I got this girl about 8 months ago, she's only 9 months old now. In the beginning I've gone back and forth with my opinion on what she is. I'm leaning more toward a Black Laced Red Wyandotte but part of me thinks she might just be a darker Black Laced Golden Wyandotte. I absolutely love Wyandottes and want every kind! Haha what do y'all think she is?


----------



## MadHouse (Oct 3, 2019)

Whatever she is, she’s gorgeous!
Backyardchickens is a great forum. They helped identify my mixes.


----------



## Jessica84 (Oct 27, 2011)

Well according to the feed store I got my hens from when they were chicks they are Ameraucana lol mine look just like her and do NOT lay colored eggs  
I’m sorry I’m no help but we love our little hens and yours is just as beautiful


----------



## BriAnna Rose Swanson (Nov 13, 2019)

MadHouse said:


> Whatever she is, she's gorgeous!
> Backyardchickens is a great forum. They helped identify my mixes.

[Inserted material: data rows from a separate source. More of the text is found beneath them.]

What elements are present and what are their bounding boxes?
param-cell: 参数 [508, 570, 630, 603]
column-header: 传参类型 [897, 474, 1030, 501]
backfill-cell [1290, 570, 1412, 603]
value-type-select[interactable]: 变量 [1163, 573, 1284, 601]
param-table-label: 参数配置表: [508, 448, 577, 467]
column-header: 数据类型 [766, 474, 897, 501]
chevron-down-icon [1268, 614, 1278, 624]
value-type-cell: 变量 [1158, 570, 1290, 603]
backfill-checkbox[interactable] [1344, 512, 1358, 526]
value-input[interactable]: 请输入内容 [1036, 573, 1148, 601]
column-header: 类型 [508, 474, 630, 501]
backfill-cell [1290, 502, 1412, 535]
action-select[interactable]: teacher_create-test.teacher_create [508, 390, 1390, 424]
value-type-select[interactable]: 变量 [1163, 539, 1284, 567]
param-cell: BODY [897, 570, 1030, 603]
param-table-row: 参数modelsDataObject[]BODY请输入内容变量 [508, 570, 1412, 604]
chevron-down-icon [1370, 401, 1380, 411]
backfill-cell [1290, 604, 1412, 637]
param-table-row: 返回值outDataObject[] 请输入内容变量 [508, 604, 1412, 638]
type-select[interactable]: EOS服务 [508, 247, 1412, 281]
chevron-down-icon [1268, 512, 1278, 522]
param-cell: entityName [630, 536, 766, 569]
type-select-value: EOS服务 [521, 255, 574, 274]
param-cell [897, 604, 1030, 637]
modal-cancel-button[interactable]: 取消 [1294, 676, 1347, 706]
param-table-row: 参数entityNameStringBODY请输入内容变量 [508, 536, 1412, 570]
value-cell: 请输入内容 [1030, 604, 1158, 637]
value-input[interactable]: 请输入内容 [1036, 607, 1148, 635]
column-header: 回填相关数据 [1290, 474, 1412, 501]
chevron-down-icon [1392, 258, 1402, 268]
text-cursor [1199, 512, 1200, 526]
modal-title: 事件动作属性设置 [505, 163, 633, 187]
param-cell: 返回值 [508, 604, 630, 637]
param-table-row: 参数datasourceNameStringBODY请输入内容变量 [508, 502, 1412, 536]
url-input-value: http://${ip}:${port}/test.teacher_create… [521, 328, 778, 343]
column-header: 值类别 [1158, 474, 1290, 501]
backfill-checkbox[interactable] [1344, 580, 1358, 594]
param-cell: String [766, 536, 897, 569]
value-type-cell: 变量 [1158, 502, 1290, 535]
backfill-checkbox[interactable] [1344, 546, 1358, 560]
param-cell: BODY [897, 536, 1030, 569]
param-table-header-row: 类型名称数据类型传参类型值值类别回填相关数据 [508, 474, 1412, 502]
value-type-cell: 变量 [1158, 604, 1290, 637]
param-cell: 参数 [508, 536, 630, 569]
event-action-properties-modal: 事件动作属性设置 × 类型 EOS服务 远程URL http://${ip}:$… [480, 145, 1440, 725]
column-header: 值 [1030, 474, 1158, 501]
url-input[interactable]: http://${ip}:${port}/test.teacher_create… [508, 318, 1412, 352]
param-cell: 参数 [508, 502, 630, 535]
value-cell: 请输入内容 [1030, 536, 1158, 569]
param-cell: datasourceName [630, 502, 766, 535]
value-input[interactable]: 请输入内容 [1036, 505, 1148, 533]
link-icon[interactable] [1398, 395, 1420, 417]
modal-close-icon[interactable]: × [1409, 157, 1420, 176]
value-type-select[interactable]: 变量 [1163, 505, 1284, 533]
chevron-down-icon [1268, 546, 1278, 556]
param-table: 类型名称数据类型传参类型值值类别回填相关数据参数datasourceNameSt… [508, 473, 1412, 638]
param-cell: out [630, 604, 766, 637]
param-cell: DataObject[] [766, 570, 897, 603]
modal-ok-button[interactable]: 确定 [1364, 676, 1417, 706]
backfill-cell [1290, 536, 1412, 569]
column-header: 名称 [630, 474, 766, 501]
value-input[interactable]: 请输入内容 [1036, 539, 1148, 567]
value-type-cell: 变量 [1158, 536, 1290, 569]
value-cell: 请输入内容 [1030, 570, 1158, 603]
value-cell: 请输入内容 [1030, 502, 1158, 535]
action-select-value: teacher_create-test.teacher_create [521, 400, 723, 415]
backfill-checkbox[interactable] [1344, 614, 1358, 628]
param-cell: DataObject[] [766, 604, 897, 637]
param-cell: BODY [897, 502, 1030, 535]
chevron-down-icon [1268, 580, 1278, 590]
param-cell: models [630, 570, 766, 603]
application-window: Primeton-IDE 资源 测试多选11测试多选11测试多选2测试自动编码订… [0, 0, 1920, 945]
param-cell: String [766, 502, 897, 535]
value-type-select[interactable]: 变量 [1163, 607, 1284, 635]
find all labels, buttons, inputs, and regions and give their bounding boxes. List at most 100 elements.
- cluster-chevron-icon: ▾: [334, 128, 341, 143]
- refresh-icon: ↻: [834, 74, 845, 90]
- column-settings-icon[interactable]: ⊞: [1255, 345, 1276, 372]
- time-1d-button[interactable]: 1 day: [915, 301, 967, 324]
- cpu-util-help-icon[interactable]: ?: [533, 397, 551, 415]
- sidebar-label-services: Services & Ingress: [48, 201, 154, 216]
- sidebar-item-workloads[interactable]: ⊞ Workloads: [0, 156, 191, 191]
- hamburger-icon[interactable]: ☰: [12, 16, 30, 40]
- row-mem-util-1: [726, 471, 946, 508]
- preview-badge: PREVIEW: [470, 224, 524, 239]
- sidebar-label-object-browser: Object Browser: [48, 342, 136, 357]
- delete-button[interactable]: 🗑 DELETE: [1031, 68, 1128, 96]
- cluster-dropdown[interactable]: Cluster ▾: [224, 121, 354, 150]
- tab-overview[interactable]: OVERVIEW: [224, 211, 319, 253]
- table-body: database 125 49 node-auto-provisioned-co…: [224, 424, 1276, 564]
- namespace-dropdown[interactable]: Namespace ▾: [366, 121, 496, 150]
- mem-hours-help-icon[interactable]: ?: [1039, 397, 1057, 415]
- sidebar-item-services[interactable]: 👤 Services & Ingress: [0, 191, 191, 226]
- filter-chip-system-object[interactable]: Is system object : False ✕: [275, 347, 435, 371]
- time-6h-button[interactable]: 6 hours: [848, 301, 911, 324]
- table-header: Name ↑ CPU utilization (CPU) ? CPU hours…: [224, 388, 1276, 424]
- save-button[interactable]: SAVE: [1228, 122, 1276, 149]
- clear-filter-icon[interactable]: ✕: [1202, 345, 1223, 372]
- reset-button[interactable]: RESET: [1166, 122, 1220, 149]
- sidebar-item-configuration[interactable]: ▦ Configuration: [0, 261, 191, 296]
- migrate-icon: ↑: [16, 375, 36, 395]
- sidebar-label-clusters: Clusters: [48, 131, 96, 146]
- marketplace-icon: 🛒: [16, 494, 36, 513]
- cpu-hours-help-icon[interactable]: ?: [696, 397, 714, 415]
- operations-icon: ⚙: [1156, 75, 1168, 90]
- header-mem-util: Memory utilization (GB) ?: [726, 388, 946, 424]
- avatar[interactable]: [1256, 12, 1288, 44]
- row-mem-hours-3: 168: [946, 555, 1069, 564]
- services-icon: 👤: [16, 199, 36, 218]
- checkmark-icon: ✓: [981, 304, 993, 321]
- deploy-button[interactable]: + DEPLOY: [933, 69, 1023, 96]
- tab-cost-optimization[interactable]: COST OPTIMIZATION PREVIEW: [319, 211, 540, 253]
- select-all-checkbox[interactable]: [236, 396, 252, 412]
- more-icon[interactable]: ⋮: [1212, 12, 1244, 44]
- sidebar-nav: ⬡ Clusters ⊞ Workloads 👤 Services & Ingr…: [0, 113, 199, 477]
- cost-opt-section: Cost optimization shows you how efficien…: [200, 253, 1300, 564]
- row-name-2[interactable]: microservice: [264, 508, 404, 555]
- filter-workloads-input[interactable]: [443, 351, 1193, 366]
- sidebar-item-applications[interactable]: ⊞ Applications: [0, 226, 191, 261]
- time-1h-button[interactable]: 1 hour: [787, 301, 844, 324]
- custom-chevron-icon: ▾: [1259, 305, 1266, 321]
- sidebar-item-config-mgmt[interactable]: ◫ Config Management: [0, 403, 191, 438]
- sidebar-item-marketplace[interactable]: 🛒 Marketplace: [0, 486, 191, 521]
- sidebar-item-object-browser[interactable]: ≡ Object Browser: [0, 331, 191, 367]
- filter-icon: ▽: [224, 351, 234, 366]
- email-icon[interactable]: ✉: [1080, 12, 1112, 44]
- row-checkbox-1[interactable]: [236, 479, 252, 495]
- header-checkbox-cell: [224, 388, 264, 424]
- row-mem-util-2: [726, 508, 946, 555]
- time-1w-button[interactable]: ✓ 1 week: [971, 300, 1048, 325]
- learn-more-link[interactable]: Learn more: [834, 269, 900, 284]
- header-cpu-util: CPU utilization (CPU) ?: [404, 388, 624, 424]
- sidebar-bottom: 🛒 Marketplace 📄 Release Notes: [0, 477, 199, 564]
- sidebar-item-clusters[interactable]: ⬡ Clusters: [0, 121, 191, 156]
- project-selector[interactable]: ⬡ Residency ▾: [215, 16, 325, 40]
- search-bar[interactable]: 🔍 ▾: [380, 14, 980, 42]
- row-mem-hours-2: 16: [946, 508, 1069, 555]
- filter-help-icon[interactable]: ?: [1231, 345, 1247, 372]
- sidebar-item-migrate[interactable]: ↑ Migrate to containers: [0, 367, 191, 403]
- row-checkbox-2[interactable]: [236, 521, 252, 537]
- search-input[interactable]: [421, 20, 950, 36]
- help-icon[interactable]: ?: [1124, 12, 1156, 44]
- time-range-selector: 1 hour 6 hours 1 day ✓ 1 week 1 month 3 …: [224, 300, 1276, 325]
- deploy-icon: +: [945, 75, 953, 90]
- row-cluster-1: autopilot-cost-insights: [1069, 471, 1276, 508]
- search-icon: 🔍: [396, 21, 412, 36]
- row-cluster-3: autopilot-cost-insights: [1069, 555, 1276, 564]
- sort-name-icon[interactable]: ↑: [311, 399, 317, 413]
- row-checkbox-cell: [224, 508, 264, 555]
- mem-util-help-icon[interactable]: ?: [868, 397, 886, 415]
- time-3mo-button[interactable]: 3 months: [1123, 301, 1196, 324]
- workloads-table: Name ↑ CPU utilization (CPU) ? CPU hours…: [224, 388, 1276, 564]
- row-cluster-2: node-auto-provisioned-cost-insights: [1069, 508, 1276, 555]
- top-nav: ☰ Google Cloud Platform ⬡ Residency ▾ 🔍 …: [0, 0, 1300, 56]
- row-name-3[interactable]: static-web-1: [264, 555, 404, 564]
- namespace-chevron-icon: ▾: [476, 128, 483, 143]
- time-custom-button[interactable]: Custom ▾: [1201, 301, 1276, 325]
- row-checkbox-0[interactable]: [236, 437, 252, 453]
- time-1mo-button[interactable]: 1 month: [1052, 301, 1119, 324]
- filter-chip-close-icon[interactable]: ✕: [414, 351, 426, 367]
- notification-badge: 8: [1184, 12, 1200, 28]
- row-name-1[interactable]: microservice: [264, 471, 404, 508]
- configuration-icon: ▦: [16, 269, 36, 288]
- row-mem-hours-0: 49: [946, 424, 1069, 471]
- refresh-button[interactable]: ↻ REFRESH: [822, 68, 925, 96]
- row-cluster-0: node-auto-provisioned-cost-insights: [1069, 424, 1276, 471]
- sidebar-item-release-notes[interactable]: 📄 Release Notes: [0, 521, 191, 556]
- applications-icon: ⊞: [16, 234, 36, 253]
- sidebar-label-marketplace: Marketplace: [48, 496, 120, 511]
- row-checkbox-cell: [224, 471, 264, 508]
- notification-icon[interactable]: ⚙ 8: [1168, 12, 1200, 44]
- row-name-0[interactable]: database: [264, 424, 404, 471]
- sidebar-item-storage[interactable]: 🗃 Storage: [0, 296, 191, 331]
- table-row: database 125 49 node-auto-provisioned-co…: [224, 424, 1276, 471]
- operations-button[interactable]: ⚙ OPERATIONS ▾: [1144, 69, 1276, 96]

Thank you! I'll check out the forum She's the only surviver of my original flock (dogs ) and as she's grown I'm so thankful she made it! She's raised two chicks for me already and is the most amazing layer.


----------



## ksalvagno (Oct 6, 2009)

She sure is pretty. She looks like a blue laced Wyandotte to me.


----------



## NDinKY (Aug 3, 2019)

She’s beautiful! We’ve got the blue Wyandotte but I’d love hens that look like yours.


----------



## Sfgwife (Feb 18, 2018)

BriAnna Rose Swanson said:


> I got this girl about 8 months ago, she's only 9 months old now. In the beginning I've gone back and forth with my opinion on what she is. I'm leaning more toward a Black Laced Red Wyandotte but part of me thinks she might just be a darker Black Laced Golden Wyandotte. I absolutely love Wyandottes and want every kind! Haha what do y'all think she is?
> View attachment 171085
> View attachment 171087


She is a beautiful blue laced red wyandotte. I have a few that look just like her!


----------